● The Only Game in Town: Central Banks, Instability, and Avoiding the Next Collapse
By Mohamed El-Erian
Review via The Economist
Mohamed El-Erian, a former IMF economist and executive at the Pimco fund management group, is the latest to sound the alarm. While central banks “averted tremendous human suffering”, he argues that they have failed to generate what the Western world really needs—“the combination of high, durable and inclusive growth together with genuine financial stability”.
Worse still, politicians have come to rely on central bankers to provide the main source of economic stimulus. As a result, Mr El-Erian asserts, they have failed to force through reforms that were badly needed. The long period of easy monetary policy has pushed up asset prices and thus wealth inequality. It has also meant that the appetite for financial risks (market speculation, in other words) is greater than the willingness of businesses to take economic risks by increasing investment.
● Dark Money: The Hidden History of the Billionaires Behind the Rise of the Radical Right
By Jane Mayer
Review via The Wall Street Journal
Jane Mayer, a New Yorker magazine staff writer and former Washington reporter for this newspaper, introduces “Dark Money: The Hidden History of the Billionaires Behind the Rise of the Radical Right” by comparing current-day America to the Gilded Age of the 1890s and bemoaning the ways in which rich people today are trying to “remake America” to advance their interests. Inevitably, she quotes New York Times columnist Paul Krugman: “We are on the road not to just a highly unequal society but a society of an oligarchy. A society of inherited wealth.”
● Digital Wealth: An Automatic Way to Invest Successfully
By Simon Moore
Summary via publisher (Wiley)
Digital Wealth: An Automatic Way to Invest Successfully reveals core investment strategies that you can leverage to build long-term wealth. More than a simple review of traditional investment strategies, this innovative text proffers digital investment techniques that are driven not by people but by algorithms. Supported by asset allocation research, the secrets shared in this forward-thinking book have underpinned cutting-edge investment firms as they integrate algorithm-based strategies. In addition to presenting key concepts, this groundbreaking resource explains how these concepts can give you an edge over the professionals on Wall Street through details regarding achieving financial security and meeting financial goals rooted in a firm foundation in behavioral finance, portfolio tilts, and modern portfolio theory.
● Money Mindset: Formulating a Wealth Strategy in the 21st Century
By Jacob Gold
Summary via publisher (Wiley)
The speed at which the world is evolving is compounding exponentially each day, leaving individual investors wondering how to appropriately plan for their financial future. The financial norms that helped prior generations retire with grace are quickly evaporating or have already been replaced with new difficult realities. Money Mindset is an expert-led guide to growing your wealth, protecting your wealth, and transferring your wealth to future generations. Written by a third generation financial planner who is also an adjunct finance professor at the W.P. Carey School of Business at Arizona State University, Money Mindset helps readers understand important financial concepts and theories of the 21st century.

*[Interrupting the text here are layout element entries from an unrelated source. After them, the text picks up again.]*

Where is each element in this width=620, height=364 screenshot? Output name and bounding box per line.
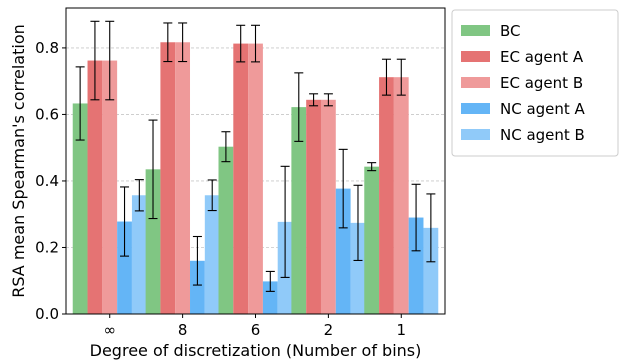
x-axis-ticks: ∞ 8 6 2 1 <box>103 314 406 339</box>
x-axis-label: Degree of discretization (Number of bins… <box>90 341 422 360</box>
bar <box>335 188 351 314</box>
legend: BC EC agent A EC agent B NC agent A NC agent… <box>451 9 619 157</box>
bar <box>320 99 336 314</box>
bar <box>423 227 439 314</box>
bar <box>72 103 88 314</box>
x-tick-label: ∞ <box>103 321 116 339</box>
legend-swatch <box>461 129 490 140</box>
error-bars <box>75 20 436 292</box>
bar <box>87 60 103 315</box>
legend-swatch <box>461 77 490 88</box>
bar <box>350 222 366 314</box>
y-tick-label: 0.0 <box>35 305 59 323</box>
bar <box>190 260 205 314</box>
bar <box>117 221 132 314</box>
legend-swatch <box>461 103 490 114</box>
y-tick-label: 0.2 <box>35 238 59 256</box>
y-axis-label: RSA mean Spearman's correlation <box>9 24 28 298</box>
bar <box>306 99 321 314</box>
y-axis-ticks: 0.0 0.2 0.4 0.6 0.8 <box>35 39 66 323</box>
x-tick-label: 2 <box>324 321 334 339</box>
legend-label: EC agent B <box>500 74 583 92</box>
x-tick-label: 8 <box>178 321 188 339</box>
bar <box>175 42 191 314</box>
bar <box>248 43 263 314</box>
legend-label: BC <box>500 22 521 40</box>
bar <box>145 169 161 314</box>
bar <box>160 42 176 314</box>
bar <box>291 107 307 314</box>
bar <box>379 77 394 314</box>
legend-box <box>451 9 619 157</box>
x-tick-label: 6 <box>251 321 261 339</box>
bars <box>72 42 439 315</box>
bar <box>233 43 249 314</box>
legend-label: NC agent A <box>500 100 586 118</box>
bar <box>364 166 380 314</box>
bar <box>393 77 409 314</box>
y-tick-label: 0.4 <box>35 172 59 190</box>
bar <box>204 195 220 314</box>
x-tick-label: 1 <box>396 321 406 339</box>
bar <box>408 217 424 314</box>
y-tick-label: 0.8 <box>35 39 59 57</box>
bar <box>102 60 118 315</box>
legend-swatch <box>461 25 490 36</box>
y-tick-label: 0.6 <box>35 105 59 123</box>
bar <box>262 281 278 314</box>
legend-label: EC agent A <box>500 48 584 66</box>
bar <box>131 195 147 314</box>
legend-swatch <box>461 51 490 62</box>
legend-label: NC agent B <box>500 126 585 144</box>
bar <box>218 146 234 314</box>
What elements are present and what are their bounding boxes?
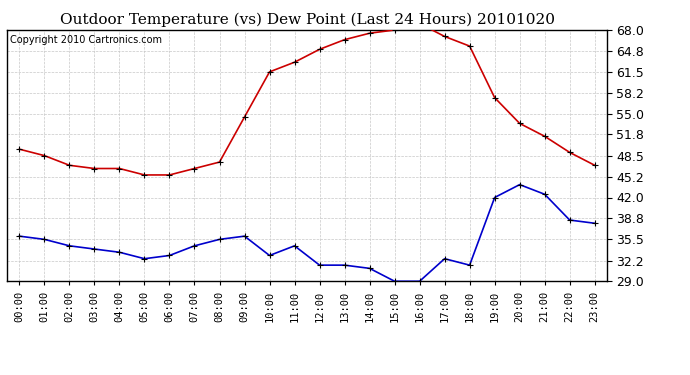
Title: Outdoor Temperature (vs) Dew Point (Last 24 Hours) 20101020: Outdoor Temperature (vs) Dew Point (Last… [59, 13, 555, 27]
Text: Copyright 2010 Cartronics.com: Copyright 2010 Cartronics.com [10, 35, 162, 45]
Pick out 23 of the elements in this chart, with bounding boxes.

● The Financial Crisis Reconsidered: The Mercantilist Origin of Secular Stagnation and Boom-Bust Cycles
By Daniel Aronoff
Summary via Amazon
In The Financial Crisis Reconsidered, Aronoff challenges the conventional view that reckless credit produced the US housing boom and the financial crisis, explaining how the large current account deficit, and its mercantilist origin, was a more fundamental cause. He also demonstrates that the decision to provide relief for bank creditors rather than underwater homeowners was responsible for the prolonged recession that followed the crisis.